Tharanga Abeyseela
Tharanga Abeyseela

Reputation: 3483

Positive/Negative lookahead with grep and perl

My login.txt file contains the following entries:

abc def
abc 123
def abc
abc de
tha ewe

When I do a positive lookahead using perl, I get the following result:

> cat login.txt | perl -ne 'print if /(?)abc\s(?=def)/'
abc def

...when I use grep, I get the following result:

> cat login.txt | grep -P '(?<=abc)\s(?=def)'
abc def

Negative lookahed results as follows from perl...:

> cat login | perl -ne 'print if /(?)abc\s(?!def)/'
abc 123
def abc
abc de

...and the grep result:

> cat login.txt | grep -P '(?<=abc)\s(?!def)'
abc 123
abc de

perl matched the def abc for the negative lookahead. but it shouldn't have matched def abc, as I'm checking abc then def pattern; whereas grep returns the correct result.

Is something missing in my perl pattern?

Upvotes: 18

Views: 36739

Answers (4)

Vinny
Vinny

Reputation: 174

perl -ne 'print if /(?)abc\s(?!def)/'

To begin, as fugi stated, the (?) is an empty non-capturing group, and matches anything, so it does nothing.

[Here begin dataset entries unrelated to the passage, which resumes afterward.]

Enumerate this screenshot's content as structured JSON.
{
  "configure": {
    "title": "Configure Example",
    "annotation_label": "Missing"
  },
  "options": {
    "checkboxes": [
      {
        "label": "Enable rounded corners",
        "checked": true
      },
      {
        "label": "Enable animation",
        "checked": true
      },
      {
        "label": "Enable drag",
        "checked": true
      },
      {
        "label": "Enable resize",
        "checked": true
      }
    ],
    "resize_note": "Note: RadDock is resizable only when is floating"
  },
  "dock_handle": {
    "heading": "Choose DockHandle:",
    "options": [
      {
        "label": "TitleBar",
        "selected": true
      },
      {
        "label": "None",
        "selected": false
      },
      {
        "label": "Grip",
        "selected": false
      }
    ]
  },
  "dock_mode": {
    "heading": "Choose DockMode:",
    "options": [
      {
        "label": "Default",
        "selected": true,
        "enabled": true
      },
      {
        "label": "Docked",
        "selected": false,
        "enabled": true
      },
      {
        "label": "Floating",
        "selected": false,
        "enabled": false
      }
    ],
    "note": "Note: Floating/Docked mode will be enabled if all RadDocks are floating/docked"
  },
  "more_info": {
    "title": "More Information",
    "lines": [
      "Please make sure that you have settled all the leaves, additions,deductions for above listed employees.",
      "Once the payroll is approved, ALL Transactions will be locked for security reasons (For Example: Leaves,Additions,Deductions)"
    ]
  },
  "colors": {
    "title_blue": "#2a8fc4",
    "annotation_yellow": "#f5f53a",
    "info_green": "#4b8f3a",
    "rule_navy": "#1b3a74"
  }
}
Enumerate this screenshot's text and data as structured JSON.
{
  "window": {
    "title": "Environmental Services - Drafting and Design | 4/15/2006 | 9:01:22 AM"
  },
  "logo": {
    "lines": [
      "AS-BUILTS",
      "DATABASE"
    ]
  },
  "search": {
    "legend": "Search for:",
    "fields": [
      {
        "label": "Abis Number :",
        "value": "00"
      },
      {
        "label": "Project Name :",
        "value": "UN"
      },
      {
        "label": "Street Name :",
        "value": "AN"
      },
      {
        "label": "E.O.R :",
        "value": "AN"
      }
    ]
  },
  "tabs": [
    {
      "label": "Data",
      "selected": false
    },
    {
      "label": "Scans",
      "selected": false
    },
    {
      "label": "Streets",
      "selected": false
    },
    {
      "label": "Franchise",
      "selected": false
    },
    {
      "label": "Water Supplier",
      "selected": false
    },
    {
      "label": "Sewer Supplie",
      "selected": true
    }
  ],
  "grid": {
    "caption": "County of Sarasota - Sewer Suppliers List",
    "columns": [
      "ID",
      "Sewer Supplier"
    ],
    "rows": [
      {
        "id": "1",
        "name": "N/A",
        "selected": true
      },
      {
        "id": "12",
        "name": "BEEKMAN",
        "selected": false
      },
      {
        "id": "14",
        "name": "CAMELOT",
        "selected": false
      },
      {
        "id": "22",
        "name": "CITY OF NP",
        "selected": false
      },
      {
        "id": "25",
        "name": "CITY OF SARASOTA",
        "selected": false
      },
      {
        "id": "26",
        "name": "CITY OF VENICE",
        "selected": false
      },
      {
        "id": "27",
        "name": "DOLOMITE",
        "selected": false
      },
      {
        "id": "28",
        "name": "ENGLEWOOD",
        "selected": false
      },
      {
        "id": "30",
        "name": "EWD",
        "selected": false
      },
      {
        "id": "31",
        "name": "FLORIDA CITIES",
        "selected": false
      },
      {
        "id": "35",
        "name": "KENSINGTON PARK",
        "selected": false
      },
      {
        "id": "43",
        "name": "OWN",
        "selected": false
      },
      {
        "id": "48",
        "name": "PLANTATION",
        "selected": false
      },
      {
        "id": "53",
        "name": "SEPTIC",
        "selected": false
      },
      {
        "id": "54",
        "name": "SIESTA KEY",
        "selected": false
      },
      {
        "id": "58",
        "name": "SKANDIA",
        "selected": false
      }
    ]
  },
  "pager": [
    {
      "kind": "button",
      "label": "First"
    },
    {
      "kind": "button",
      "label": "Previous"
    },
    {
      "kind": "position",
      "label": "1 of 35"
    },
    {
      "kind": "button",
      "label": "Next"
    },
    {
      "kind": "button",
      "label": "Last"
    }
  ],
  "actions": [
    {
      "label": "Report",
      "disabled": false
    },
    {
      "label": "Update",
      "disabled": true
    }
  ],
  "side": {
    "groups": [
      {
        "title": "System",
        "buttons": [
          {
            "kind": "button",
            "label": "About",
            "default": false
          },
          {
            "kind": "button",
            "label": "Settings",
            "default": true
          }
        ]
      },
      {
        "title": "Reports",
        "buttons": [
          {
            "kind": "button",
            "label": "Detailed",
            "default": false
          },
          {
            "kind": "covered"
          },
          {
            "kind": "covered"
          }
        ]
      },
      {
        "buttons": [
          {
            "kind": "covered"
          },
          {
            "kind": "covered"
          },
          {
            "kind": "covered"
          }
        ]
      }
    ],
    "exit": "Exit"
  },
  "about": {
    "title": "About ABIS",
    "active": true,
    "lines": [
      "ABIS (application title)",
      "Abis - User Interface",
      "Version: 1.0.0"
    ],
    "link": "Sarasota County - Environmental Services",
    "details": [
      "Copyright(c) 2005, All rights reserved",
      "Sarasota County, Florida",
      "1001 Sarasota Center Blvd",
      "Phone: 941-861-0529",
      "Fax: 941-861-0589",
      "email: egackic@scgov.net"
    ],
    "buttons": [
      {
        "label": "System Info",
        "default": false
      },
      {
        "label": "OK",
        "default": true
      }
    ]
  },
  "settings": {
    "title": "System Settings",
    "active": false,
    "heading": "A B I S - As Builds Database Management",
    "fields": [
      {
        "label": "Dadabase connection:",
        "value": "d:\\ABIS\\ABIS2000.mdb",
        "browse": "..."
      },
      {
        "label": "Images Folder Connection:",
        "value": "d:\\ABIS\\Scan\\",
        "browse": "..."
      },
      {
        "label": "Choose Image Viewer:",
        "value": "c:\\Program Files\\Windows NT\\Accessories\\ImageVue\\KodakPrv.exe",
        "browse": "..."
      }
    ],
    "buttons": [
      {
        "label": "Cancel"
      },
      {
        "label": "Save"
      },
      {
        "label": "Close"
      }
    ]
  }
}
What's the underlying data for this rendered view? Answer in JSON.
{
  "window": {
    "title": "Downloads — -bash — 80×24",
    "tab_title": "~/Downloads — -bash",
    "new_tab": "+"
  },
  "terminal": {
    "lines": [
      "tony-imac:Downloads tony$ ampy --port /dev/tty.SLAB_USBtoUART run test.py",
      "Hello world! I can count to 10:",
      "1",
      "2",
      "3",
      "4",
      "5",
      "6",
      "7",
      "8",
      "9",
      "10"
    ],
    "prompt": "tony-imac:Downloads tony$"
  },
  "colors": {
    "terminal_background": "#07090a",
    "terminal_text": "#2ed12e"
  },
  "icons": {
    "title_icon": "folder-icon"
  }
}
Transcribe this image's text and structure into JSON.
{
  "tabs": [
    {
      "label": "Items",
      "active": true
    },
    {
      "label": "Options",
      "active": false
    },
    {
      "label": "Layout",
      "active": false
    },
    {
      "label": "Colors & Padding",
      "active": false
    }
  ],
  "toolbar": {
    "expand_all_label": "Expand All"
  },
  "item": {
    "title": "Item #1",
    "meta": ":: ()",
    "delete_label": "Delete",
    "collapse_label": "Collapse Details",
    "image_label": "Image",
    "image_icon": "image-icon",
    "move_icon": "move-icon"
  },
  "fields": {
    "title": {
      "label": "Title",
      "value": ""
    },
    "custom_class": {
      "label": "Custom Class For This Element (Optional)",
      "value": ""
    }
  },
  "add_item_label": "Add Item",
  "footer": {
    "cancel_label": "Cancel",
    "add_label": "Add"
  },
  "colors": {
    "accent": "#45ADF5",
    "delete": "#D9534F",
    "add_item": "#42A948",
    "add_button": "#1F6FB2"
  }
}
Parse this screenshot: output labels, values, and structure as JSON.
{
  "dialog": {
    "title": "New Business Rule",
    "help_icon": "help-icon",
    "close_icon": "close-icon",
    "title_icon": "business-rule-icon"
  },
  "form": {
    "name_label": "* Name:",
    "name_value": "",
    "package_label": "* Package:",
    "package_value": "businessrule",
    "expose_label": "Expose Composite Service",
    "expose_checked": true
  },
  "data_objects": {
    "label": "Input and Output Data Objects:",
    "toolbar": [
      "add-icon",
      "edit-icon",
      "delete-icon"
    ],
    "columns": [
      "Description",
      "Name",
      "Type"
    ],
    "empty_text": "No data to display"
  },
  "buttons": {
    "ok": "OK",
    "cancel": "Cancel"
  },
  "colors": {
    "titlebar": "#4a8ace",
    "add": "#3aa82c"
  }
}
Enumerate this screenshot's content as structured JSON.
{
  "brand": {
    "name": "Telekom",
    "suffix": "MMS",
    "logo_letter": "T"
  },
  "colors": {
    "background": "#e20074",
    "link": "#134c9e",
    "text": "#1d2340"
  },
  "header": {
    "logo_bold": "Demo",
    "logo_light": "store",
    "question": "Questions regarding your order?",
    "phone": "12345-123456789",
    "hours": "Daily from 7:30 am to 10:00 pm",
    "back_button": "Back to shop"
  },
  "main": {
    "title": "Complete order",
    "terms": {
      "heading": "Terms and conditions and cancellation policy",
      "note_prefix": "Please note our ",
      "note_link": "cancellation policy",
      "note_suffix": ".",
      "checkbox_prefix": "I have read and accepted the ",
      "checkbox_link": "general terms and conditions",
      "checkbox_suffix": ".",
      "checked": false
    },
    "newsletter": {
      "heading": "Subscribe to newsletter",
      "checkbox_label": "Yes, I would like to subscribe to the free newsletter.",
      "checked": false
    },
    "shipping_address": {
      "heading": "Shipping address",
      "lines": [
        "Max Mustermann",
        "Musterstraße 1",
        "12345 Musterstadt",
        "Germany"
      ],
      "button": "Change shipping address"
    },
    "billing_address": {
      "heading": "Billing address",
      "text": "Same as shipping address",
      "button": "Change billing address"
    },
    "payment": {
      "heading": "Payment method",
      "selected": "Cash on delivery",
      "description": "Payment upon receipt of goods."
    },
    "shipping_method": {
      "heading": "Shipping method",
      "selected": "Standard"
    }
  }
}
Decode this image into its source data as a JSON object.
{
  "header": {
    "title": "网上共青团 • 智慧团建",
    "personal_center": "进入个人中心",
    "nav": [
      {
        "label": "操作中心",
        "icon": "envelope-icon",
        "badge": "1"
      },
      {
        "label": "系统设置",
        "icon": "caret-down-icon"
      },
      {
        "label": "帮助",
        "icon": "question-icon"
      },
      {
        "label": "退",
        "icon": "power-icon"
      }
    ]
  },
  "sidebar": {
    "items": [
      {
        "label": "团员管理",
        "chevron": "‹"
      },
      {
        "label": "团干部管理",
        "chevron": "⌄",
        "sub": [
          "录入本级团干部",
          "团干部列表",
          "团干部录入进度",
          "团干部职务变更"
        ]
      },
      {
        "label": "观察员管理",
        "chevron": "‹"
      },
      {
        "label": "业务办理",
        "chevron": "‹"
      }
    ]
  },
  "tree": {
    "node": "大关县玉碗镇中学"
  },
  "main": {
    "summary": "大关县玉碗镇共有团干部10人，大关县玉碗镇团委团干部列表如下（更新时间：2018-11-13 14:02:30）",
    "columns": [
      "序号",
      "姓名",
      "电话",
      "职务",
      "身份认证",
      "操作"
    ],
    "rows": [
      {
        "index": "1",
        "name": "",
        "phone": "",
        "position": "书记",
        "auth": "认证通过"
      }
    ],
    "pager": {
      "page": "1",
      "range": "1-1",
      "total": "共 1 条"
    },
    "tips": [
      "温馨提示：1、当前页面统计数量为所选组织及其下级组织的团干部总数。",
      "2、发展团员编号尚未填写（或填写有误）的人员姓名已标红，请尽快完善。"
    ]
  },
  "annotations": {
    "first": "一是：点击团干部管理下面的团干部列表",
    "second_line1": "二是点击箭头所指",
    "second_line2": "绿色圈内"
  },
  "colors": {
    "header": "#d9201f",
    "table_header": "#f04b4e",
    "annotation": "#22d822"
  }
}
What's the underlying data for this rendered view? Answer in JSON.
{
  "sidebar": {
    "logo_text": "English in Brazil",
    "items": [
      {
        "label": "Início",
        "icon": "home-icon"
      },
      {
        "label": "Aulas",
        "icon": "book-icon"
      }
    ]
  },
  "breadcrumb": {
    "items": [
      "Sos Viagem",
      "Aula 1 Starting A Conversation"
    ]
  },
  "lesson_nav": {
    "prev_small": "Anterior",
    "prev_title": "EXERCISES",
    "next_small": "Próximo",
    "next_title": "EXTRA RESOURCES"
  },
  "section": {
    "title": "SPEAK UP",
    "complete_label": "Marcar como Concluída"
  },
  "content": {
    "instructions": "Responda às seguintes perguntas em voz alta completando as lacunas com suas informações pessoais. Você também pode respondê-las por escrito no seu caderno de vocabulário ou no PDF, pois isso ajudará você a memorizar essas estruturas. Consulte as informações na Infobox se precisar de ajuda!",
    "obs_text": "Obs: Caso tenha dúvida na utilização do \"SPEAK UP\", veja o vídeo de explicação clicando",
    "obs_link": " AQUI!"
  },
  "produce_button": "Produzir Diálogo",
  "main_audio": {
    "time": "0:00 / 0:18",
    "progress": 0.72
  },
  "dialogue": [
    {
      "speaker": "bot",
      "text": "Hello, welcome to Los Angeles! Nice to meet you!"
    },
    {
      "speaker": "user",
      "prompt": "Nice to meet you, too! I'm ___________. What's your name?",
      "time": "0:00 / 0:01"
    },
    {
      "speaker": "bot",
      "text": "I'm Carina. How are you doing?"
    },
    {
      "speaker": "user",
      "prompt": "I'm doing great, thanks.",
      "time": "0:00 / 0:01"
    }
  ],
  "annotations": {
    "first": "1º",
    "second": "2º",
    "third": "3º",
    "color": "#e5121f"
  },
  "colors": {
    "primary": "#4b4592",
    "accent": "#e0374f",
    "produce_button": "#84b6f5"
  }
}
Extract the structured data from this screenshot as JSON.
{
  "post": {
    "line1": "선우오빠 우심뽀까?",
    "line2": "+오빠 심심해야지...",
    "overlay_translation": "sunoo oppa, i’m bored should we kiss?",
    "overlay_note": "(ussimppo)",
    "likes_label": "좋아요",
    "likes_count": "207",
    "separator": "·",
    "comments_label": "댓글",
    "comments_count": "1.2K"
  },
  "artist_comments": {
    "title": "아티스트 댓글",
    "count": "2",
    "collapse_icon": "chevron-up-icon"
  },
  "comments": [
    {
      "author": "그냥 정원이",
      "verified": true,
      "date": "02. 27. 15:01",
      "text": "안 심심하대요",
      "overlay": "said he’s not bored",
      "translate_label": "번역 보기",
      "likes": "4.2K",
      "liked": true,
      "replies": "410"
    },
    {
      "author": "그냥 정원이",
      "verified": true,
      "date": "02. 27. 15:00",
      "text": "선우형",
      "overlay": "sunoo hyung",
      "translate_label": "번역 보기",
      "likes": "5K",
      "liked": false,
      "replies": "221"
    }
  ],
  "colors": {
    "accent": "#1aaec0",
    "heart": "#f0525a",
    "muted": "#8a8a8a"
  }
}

Therefore as written, this regex matches the literal string abc followed by a single [:space:OR:tab:OR:newline], not followed by the literal string def.

Because \s matches a newline character and you did not chomp the trailing newline characters as you processed each line, def abc matches because (?)abc\s in the regex matches abc[:newline:] which is followed by $ (the end-of-line anchor, not def).

The corrected regex (accounting for the redundant (?)) would be:

perl -ne 'print if /(?<=abc)\s(?!def)/'

...which matches a single [:space:OR:tab:OR:newline] which is preceded by abc and not followed by def.

This still will match def abc, because once again, \s matches the [:newline:], which is preceded by abc and followed by $ (the end-of-line anchor, not def).

Either chomp the [:newline:] before evaluating the regex in Perl, or use the character class [ \t] (if you need to account for tab characters) instead of \s:

perl -ne 'print if /(?<=abc)[ \t](?!def)/'

Or simply

perl -ne 'print if /(?<=abc) (?!def)/'

Upvotes: 0

ysth
ysth

Reputation: 98398

grep does not include the newline in the string it checks against the regex, so abc\s does not match when abc is at the end of the line. chomp in perl or use the -l command line option and you will see similar results.

I'm not sure why you were making other changes between the perl and grep regexes; what was the (?) supposed to accomplish?

Upvotes: 9

Oleg G
Oleg G

Reputation: 945

In your perl -ne 'print if /(?)abc\s(?!def)/' you asking perl to find abc, then space, then string shouldn't be def. This is successfully matches with def abc, because there is no def after abc here and \s matches with newline.

Upvotes: 2

fugu
fugu

Reputation: 6578

I would try anchoring your regex like so:

/(^abc\s+(?!def).+)/

This would capture:

abc 123
abc de

The (?) at the beginning of your negative lookahead regex is redundant

Upvotes: 4

Related Questions